Despite these high impact contributions, the National Institutes of Health, under the nascent leadership of Director Jay Bhattacharya, recently announced that it plans to prioritize “human-based science while reducing animal use in research.” Health and Human Services Secretary Robert F. Kennedy Jr. defended this in recent congressional testimony, claiming that “we can accomplish a lot of those goals on safety and efficacy with AI technology.” However, while AI and other non-animal research methods—such as computational models, advanced cell cultures, and organ-on-chip technologies, represent exciting progress, it is important to stress that they complement rather than replace animal models. Animal research remains crucial for understanding the complex biological interactions impacted by syndromes and diseases and is essential for discovery-based science.
Recent advancements in basic science using animal models have provided crucial insights beyond traditional mammalian studies. Zebrafish research recently uncovered genetic pathways involved in spinal cord regeneration after injury, offering hope for regenerative medicine applications. Frog embryos continue to be critical in studying embryonic brain development, shedding light on developmental disorders like autism and congenital heart defects, helping scientists uncover novel therapeutic targets.

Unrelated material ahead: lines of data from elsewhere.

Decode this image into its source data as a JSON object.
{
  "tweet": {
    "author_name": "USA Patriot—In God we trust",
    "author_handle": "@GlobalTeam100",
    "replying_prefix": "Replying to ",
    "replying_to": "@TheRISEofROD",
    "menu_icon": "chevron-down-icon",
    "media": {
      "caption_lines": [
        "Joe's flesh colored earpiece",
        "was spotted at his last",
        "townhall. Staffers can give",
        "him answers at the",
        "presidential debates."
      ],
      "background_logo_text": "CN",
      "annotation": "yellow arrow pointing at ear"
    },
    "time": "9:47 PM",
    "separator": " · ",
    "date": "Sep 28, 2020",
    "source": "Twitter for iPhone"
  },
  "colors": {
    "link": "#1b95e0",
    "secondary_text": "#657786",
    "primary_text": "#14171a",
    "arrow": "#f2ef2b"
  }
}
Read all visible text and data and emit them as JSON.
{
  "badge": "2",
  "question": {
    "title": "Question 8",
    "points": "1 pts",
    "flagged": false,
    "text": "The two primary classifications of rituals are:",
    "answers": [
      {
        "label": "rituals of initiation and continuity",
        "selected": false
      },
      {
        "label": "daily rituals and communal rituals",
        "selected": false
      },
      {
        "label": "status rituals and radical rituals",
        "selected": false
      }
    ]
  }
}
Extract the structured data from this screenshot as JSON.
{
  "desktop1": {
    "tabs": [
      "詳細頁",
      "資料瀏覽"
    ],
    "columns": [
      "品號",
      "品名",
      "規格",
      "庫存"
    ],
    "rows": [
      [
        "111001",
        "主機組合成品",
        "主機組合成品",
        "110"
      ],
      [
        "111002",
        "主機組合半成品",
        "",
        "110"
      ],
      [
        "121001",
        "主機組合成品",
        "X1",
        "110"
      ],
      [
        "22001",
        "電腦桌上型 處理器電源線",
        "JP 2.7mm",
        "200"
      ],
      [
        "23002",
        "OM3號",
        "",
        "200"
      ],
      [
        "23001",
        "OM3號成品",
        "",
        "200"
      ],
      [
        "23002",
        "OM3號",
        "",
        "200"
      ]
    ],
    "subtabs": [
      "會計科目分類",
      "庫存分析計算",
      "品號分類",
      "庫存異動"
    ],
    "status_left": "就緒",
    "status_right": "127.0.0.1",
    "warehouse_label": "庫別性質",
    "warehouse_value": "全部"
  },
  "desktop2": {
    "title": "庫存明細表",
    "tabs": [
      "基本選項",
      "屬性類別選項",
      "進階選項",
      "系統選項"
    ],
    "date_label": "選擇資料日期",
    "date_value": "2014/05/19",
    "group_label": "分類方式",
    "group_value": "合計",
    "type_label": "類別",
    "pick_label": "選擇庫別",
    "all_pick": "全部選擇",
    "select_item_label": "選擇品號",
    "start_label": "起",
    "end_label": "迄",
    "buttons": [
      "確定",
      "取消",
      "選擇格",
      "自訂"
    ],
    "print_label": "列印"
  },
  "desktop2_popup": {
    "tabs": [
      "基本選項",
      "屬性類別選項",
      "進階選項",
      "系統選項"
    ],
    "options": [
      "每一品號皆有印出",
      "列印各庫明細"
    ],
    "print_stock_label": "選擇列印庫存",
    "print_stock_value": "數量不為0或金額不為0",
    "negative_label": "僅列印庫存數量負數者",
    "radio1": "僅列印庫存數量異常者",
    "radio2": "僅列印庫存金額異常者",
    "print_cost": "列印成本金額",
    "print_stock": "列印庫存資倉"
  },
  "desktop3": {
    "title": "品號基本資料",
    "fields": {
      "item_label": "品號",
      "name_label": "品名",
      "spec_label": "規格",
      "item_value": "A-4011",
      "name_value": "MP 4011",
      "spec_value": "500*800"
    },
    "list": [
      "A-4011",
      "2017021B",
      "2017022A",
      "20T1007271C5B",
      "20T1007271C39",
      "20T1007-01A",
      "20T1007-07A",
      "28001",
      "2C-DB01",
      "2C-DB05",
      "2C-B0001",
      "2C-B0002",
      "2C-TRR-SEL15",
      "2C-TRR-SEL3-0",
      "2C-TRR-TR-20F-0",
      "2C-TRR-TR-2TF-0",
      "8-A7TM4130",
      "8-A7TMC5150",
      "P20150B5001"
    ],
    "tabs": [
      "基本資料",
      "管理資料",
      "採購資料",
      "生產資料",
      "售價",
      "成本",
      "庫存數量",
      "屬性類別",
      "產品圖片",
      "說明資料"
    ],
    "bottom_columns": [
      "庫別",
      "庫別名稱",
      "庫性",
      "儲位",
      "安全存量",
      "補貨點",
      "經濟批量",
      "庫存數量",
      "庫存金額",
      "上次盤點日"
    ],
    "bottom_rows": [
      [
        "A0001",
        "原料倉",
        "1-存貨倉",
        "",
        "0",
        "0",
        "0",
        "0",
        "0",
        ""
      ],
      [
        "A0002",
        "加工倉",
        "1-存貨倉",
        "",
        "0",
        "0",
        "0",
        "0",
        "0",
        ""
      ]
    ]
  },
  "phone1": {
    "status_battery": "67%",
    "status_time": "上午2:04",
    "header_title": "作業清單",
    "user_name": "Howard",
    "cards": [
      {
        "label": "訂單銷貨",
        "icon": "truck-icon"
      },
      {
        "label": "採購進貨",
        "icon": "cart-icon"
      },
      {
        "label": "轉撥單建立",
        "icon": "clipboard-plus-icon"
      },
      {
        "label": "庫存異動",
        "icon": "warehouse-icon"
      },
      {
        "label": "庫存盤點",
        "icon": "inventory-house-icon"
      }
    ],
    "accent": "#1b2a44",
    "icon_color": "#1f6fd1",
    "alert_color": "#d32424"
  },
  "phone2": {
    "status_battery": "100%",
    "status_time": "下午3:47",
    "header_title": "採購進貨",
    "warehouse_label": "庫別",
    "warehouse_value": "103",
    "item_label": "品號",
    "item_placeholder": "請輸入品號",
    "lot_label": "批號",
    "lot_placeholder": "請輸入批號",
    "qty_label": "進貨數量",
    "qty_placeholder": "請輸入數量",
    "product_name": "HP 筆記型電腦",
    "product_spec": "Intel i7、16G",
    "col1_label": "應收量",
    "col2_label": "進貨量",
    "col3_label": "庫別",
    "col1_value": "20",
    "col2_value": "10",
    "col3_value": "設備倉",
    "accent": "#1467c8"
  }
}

Indeed, animal models are becoming even more important and valuable because of recent breakthroughs in single-cell biology. Technologies like single-cell RNA sequencing and spatial transcriptomics allow scientists to analyze gene expression patterns and cellular behaviors at an individual cell level. These powerful tools, when combined with animal models, are empowering groundbreaking discoveries. For example, single-cell RNA sequencing studies in zebrafish have revealed detailed cellular processes underlying heart regeneration, providing insights that could revolutionize treatments for human heart disease. Similarly, spatial transcriptomics has helped scientists map complex cellular interactions during embryonic development in chick embryos, enhancing our understanding of tissue formation and organ growth.
Scientists are strongly committed to responsible and compassionate research and most who study biology do so because of their love of animals. They constantly seek ways to use fewer animals, minimize stress, or avoid use of animals altogether whenever possible. Moreover, vertebrate animals (those with backbones) are carefully protected under the law and can be used for research only with careful regulatory oversight. Unlike the much greater numbers of animals grown for food, research animals are covered by the Animal Welfare Act, which mandates ethics-committee review, veterinary oversight, and pain mitigation. And although in-silico and organ-on-a-chip methods can now complement this animal work and may eventually replace some of it, animal research remains indispensable for generating new discoveries about how living system develop and function, as well as to support medical progress.
The truth is clear: Animal models aren’t just helpful; they’re irreplaceable. They remain central to understanding the complexities of biology and disease, paving the way for discoveries that continually improve—and save—human lives.
So the next time you benefit from medical treatments, spare a thought for the research animals that drove those discoveries — it is their contributions that continue to make Nobel Prize-winning medical breakthroughs a reality.
Carole LaBonne is president of the Society for Developmental Biology and the Erastus Otis Haven professor of molecular biosciences at Northwestern University.